Interesting read regarding the elliptical honing of Palmer Pursuit Shop's barrels for their gun, the BLAZER:
From: http://www.palmer-pursuit.com/techpages/Palmerinfo2.htm
Very interesting theories regarding the physical dynamics of paintball ballistics...
Glenn Palmer says that it is most important (for accuracy) to match the barrel to the output of the valve.
Huh? Read on...
Really, this is another way of saying you need a good paint to bore fit. Not too tight, and not too loose. A paintball will deflect radially (get bigger) when pressure is applied by compressed gas. The pressure output of the valve rises, peaks and then falls. It is not a digital on/off device. If the valve output pressure rises, peaks and falls, then the paintball diameter will rise, peak and fall. This makes it impossible to get a good paint to bore fit with a straight-profile (constant I.D.) barrel.

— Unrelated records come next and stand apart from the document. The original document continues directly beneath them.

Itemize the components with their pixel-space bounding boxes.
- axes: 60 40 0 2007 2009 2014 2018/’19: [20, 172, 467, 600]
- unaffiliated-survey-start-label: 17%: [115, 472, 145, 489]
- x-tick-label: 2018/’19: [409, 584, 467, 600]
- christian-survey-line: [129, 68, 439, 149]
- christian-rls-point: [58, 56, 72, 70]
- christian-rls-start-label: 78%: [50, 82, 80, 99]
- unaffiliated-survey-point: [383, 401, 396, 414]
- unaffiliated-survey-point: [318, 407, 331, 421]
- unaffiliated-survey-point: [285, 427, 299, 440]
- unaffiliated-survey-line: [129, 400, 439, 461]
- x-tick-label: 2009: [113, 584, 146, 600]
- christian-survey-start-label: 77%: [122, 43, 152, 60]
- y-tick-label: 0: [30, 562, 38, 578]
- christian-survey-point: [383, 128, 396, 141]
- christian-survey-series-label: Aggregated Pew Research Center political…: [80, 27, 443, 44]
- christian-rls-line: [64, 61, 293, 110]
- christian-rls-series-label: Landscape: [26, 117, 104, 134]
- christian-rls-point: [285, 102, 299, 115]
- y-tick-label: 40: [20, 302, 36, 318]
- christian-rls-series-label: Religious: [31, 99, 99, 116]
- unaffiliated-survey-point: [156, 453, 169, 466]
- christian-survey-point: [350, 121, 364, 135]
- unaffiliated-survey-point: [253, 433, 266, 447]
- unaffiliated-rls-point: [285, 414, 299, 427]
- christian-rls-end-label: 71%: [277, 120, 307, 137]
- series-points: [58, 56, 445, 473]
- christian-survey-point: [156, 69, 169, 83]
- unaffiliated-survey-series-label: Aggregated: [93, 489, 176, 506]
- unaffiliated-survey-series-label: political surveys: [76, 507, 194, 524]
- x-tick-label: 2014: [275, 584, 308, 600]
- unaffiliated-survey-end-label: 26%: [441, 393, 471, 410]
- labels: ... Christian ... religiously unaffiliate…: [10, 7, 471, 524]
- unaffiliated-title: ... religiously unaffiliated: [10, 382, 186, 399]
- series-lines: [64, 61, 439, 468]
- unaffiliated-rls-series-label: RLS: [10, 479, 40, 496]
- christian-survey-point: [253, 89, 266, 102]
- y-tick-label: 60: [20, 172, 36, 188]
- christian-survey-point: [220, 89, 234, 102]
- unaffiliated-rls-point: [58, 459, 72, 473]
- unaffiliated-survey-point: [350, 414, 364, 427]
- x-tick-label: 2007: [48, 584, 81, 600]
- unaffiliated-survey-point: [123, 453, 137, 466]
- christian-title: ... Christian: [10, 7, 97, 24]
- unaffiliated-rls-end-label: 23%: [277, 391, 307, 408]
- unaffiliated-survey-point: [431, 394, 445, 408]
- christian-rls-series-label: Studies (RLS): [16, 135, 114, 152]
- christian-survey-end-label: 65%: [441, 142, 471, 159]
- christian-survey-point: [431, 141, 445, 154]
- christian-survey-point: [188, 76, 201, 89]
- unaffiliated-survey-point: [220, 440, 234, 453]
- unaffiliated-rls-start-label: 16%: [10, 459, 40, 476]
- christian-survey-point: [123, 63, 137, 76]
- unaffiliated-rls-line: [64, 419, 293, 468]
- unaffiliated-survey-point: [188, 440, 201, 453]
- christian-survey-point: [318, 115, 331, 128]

A good example of this is when you get ball breaks halfway down the barrel with a high-pressure gun and a straight profile barrel. Enter the elliptical profile barrel. The inside diameter of an elliptical-profile barrel is tight at the breech, loose down the middle, and tight at the muzzle. Sound familiar?
The elliptical-profile barrel allows a good fit of the paintball to the barrel all the way down its length. The vented barrels are tight all the way through the venting, so the bulge is closer to the breech of the barrel. I believe this only applies to high/medium pressure guns like the Typhoon. It would seem that the benefit of elliptical honing diminishes with low-pressure guns that don't deform the paintball as much. With low-pressure guns, a properly fitted straight-profile barrel is all that is required to achieve the same quality of paint to bore fit.
The goal of the hone/shoot/rehone process was to get the balls to come out with no spin. It follows that a good paint to bore fit will produce less spin than a bad one. Spin detracts from accuracy at long ranges, as the paintball slows down, the spin becomes the dominant force. This produces the "hook" shots you get out of lesser guns. A paintball with no spin acts like a "knuckleball" in baseball, causes it to wiggle back and forth, up and down along its path. This wiggling will keep the ball close to the initial path, at all ranges. A spinning ball will be closer to the path at close ranges and further from the path at long ranges.
What do the brain trusts of AO think?